За дни заточения неузнаваемо изменился мой друг. Насмешливые складки по углам губ разгладились. Ушла затаенная тоска из глаз, и на осунувшемся лице они сияли спокойной силой, как светильники перед изображением божества. Мы сидели у входа в пещеру. Под нами, сколько хватало глаз, простиралась широкая равнина, кое-где изрезанная квадратами рисовых полей. Над макушками пальм стояли прозрачные золотые короны — подарок уходящего солнца. У подножия нашей горы распустило оранжевые душистые цветы дерево кадамба. Чуть подальше розовели побеги яблони джамбу, плескались на теплом ветру ветви ашоковых деревьев. Мы беседовали, наслаждаясь торжеством зелени в начале сезона дождей.
— Скоро развезет дороги так, что не проехать… — сказал Митра и, поймав мой встревоженный взгляд, поспешно добавил:
— Нет, нет, я никуда не уеду! Да вы ведь знали, Учитель, что так будет?
Учитель кивнул. В его глазах вспыхивали и гасли радостные искры.
— Так все-таки я свободен или нет? — не выдержал Митра, — неужели вы знаете все, что я сделаю в следующее мгновение? Неужели все предрешено кармой?
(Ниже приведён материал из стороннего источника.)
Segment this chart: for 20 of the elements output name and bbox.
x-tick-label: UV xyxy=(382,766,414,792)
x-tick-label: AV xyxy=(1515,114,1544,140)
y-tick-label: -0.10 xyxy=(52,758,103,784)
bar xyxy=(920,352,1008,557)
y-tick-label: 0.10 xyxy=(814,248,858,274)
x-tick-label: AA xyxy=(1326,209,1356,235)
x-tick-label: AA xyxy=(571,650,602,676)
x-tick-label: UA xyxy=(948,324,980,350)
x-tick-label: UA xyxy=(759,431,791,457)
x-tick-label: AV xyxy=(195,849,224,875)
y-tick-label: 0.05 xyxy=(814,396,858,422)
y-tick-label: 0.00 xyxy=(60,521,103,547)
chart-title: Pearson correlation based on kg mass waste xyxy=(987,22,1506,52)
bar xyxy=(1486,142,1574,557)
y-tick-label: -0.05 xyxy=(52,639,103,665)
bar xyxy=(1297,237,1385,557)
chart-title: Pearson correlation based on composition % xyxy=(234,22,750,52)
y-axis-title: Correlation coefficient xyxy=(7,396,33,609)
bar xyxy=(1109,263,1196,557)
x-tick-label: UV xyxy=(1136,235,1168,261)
— Нет, — спокойно ответил Учитель. — Карма лишь определяет последствия поступков и воздаяние за них. Для человека так же невозможно предугадать результаты деяний, как предвидеть направление полета упавшего с неба пера. Проклятье или дар свободного выбора всегда остается с нами… Но я знал, что ты не уйдешь от нас, потому что и до посвящения ты уже был дваждырожденным. Как и Муни.
— Но ведь Муни тоже попал к вам совсем недавно. Почему же он так смиренен и благостен, впору позавидовать…
— Муни впитал эти качества так же естественно, как законы общины. Его не надо учить тождественности. Любой крестьянин внутренне сливается со своей землей, соседями, родным очагом. Для живущего на земле мир един. Ему и в голову не придет пытаться изменить его.
— Ну а если все-таки придет? — заметил Митра.